Жильберт произнёс это восклицание выразительным тоном, обозначавшим скорее изумление, чем удивление. Ни за что на свете он не мог понять её слов. Видя её нежелание их разъяснить и чувствуя себя неловко, совершенно естественно он перенёс атаку на иную почву.
– Вы изменились, – сказал он холодно. – Я полагаю, что вы окончили ваш рост, как это называют.
В продолжение минуты Беатриса ничего не говорила, но её губы тряслись, как будто удерживая улыбку; затем, будучи не в состоянии более сдерживаться, она разразилась смехом.
– Я не могу того же сказать о вас, – возразила она наконец. – Вы наверно ещё не кончили расти.
Это менее понравилось Жильберту, чем то, что она сказала ранее, так как он был настолько ещё молод, что желал казаться старше.

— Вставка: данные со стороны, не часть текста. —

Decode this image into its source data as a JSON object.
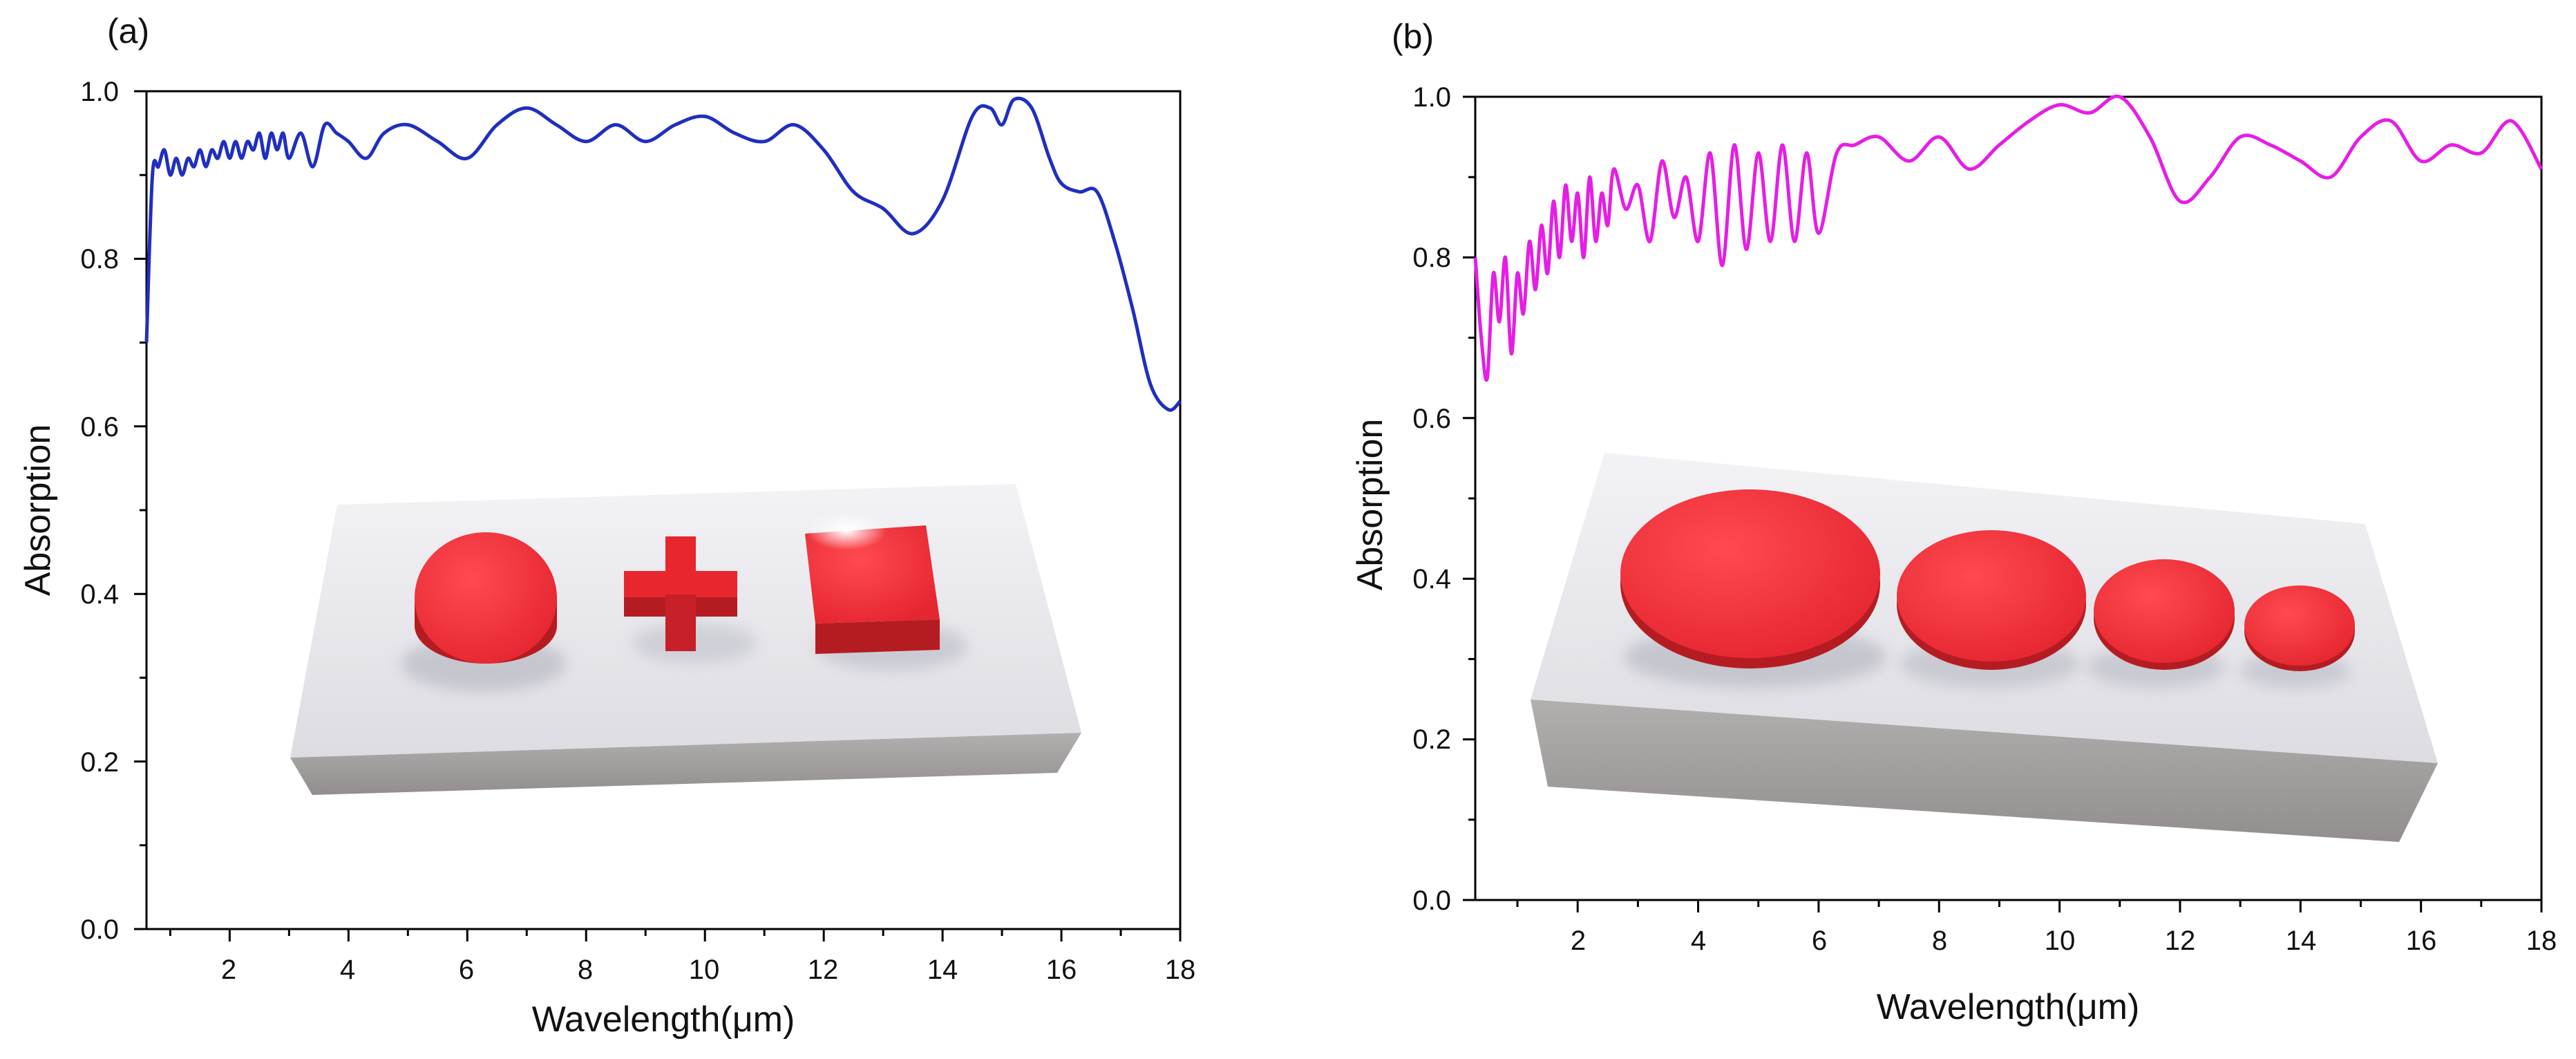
{
  "chart_data": [
    {
      "type": "line",
      "panel_label": "(a)",
      "xlabel": "Wavelength(μm)",
      "ylabel": "Absorption",
      "xlim": [
        0.6,
        18
      ],
      "ylim": [
        0.0,
        1.0
      ],
      "xticks": [
        "2",
        "4",
        "6",
        "8",
        "10",
        "12",
        "14",
        "16",
        "18"
      ],
      "yticks": [
        "0.0",
        "0.2",
        "0.4",
        "0.6",
        "0.8",
        "1.0"
      ],
      "series": [
        {
          "name": "(a)",
          "color": "#1f2fbf",
          "x": [
            0.6,
            0.7,
            0.8,
            0.9,
            1.0,
            1.1,
            1.2,
            1.3,
            1.4,
            1.5,
            1.6,
            1.7,
            1.8,
            1.9,
            2.0,
            2.1,
            2.2,
            2.3,
            2.4,
            2.5,
            2.6,
            2.7,
            2.8,
            2.9,
            3.0,
            3.2,
            3.4,
            3.6,
            3.8,
            4.0,
            4.3,
            4.6,
            5.0,
            5.5,
            6.0,
            6.5,
            7.0,
            7.5,
            8.0,
            8.5,
            9.0,
            9.5,
            10.0,
            10.5,
            11.0,
            11.5,
            12.0,
            12.5,
            13.0,
            13.5,
            14.0,
            14.5,
            14.8,
            15.0,
            15.2,
            15.5,
            15.8,
            16.0,
            16.3,
            16.6,
            16.9,
            17.2,
            17.5,
            17.8,
            18.0
          ],
          "y": [
            0.7,
            0.9,
            0.91,
            0.93,
            0.9,
            0.92,
            0.9,
            0.92,
            0.91,
            0.93,
            0.91,
            0.93,
            0.92,
            0.94,
            0.92,
            0.94,
            0.92,
            0.94,
            0.93,
            0.95,
            0.92,
            0.95,
            0.93,
            0.95,
            0.92,
            0.95,
            0.91,
            0.96,
            0.95,
            0.94,
            0.92,
            0.95,
            0.96,
            0.94,
            0.92,
            0.96,
            0.98,
            0.96,
            0.94,
            0.96,
            0.94,
            0.96,
            0.97,
            0.95,
            0.94,
            0.96,
            0.93,
            0.88,
            0.86,
            0.83,
            0.87,
            0.97,
            0.98,
            0.96,
            0.99,
            0.98,
            0.92,
            0.89,
            0.88,
            0.88,
            0.82,
            0.74,
            0.65,
            0.62,
            0.63
          ]
        }
      ]
    },
    {
      "type": "line",
      "panel_label": "(b)",
      "xlabel": "Wavelength(μm)",
      "ylabel": "Absorption",
      "xlim": [
        0.3,
        18
      ],
      "ylim": [
        0.0,
        1.0
      ],
      "xticks": [
        "2",
        "4",
        "6",
        "8",
        "10",
        "12",
        "14",
        "16",
        "18"
      ],
      "yticks": [
        "0.0",
        "0.2",
        "0.4",
        "0.6",
        "0.8",
        "1.0"
      ],
      "series": [
        {
          "name": "(b)",
          "color": "#e51ee5",
          "x": [
            0.3,
            0.4,
            0.5,
            0.6,
            0.7,
            0.8,
            0.9,
            1.0,
            1.1,
            1.2,
            1.3,
            1.4,
            1.5,
            1.6,
            1.7,
            1.8,
            1.9,
            2.0,
            2.1,
            2.2,
            2.3,
            2.4,
            2.5,
            2.6,
            2.8,
            3.0,
            3.2,
            3.4,
            3.6,
            3.8,
            4.0,
            4.2,
            4.4,
            4.6,
            4.8,
            5.0,
            5.2,
            5.4,
            5.6,
            5.8,
            6.0,
            6.3,
            6.6,
            7.0,
            7.5,
            8.0,
            8.5,
            9.0,
            9.5,
            10.0,
            10.5,
            11.0,
            11.5,
            12.0,
            12.5,
            13.0,
            13.5,
            14.0,
            14.5,
            15.0,
            15.5,
            16.0,
            16.5,
            17.0,
            17.5,
            18.0
          ],
          "y": [
            0.8,
            0.7,
            0.65,
            0.78,
            0.72,
            0.8,
            0.68,
            0.78,
            0.73,
            0.82,
            0.76,
            0.84,
            0.78,
            0.87,
            0.8,
            0.89,
            0.82,
            0.88,
            0.8,
            0.9,
            0.82,
            0.88,
            0.84,
            0.91,
            0.86,
            0.89,
            0.82,
            0.92,
            0.85,
            0.9,
            0.82,
            0.93,
            0.79,
            0.94,
            0.81,
            0.93,
            0.82,
            0.94,
            0.82,
            0.93,
            0.83,
            0.93,
            0.94,
            0.95,
            0.92,
            0.95,
            0.91,
            0.94,
            0.97,
            0.99,
            0.98,
            1.0,
            0.95,
            0.87,
            0.9,
            0.95,
            0.94,
            0.92,
            0.9,
            0.95,
            0.97,
            0.92,
            0.94,
            0.93,
            0.97,
            0.91
          ]
        }
      ]
    }
  ],
  "insets": [
    {
      "shapes": [
        "disk",
        "cross",
        "square"
      ],
      "shape_color": "#e8262e",
      "block_color": "#e9e9ee"
    },
    {
      "shapes": [
        "disk-large",
        "disk-medium",
        "disk-small",
        "disk-smallest"
      ],
      "shape_color": "#e8262e",
      "block_color": "#e9e9ee"
    }
  ]
}
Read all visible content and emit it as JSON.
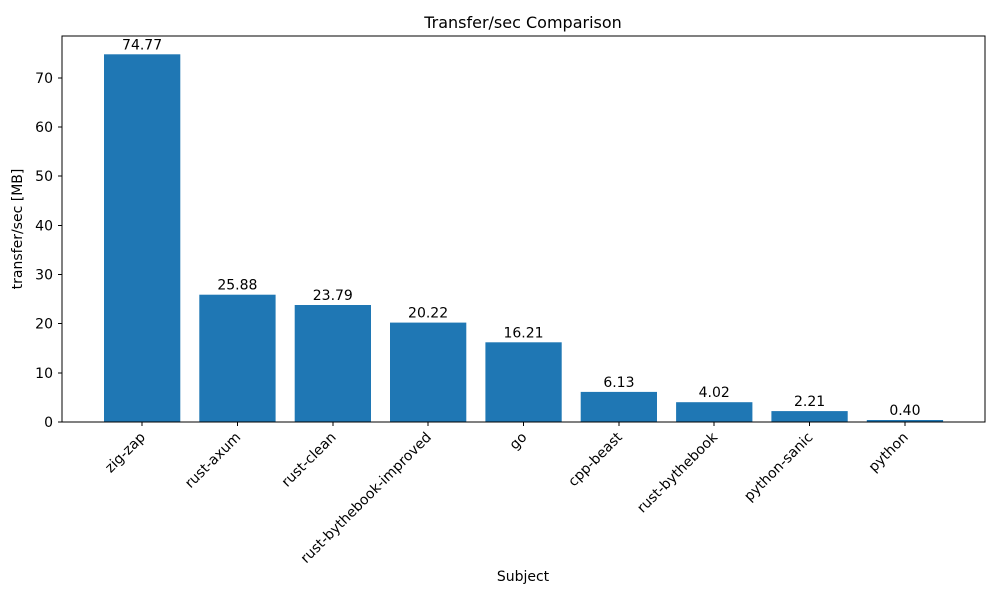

На этот смех он ответил презрительным взглядом. Она была слишком женщиной, чтобы не понять наступившего момента, который давал возможность убедиться в истине, захватив Жильберта врасплох.
– С какого времени любит вас королева? – спросила Беатриса внезапно.
И в то время, как молодая девушка делала вид, что на него не смотрит, она наблюдала каждую черту его лица и заметила бы даже движение ресницы, если бы ей не пришлось видеть ничего другого. Но Жильберт действительно был изумлён и воскликнул:
– Королева?.. Королева меня любит, но… Не потеряли ли вы рассудок?..
– Ничуть! – сказала она спокойно. – Об этом идёт слух при дворе. Говорят, король ревнует вас…
Она засмеялась… на этот раз весело, видя, что в действительности нет и мысли о правде. Затем она вдруг сделалась серьёзной, так как ей пришло в голову, что она, быть может, совершила неосторожность, вложив ему в голову эту мысль.
– По крайней мере, – поправилась она, – об этом говорили в прошлом году.
– Вы совсем с ума сошли, – ответил он, не улыбаясь. – Я не могу допустить, что такая абсурдная идея могла вам прийти в голову. Прежде всего королева никогда не захотела бы взглянуть на бедного англичанина, как я…
– Я вызываю на бой все равно, всякую женщину, которая вами ни любовалась бы, – сказала Беатриса.
– Почему? – спросил он с любопытством.
– Вы спрашиваете чистосердечно, или это опять наивность?
– Я полагаю, и то и другое, – ответил Жильберт оскорблённым тоном. – Вы очень умны.
– О, нет! – воскликнула она. – Ум совсем другое.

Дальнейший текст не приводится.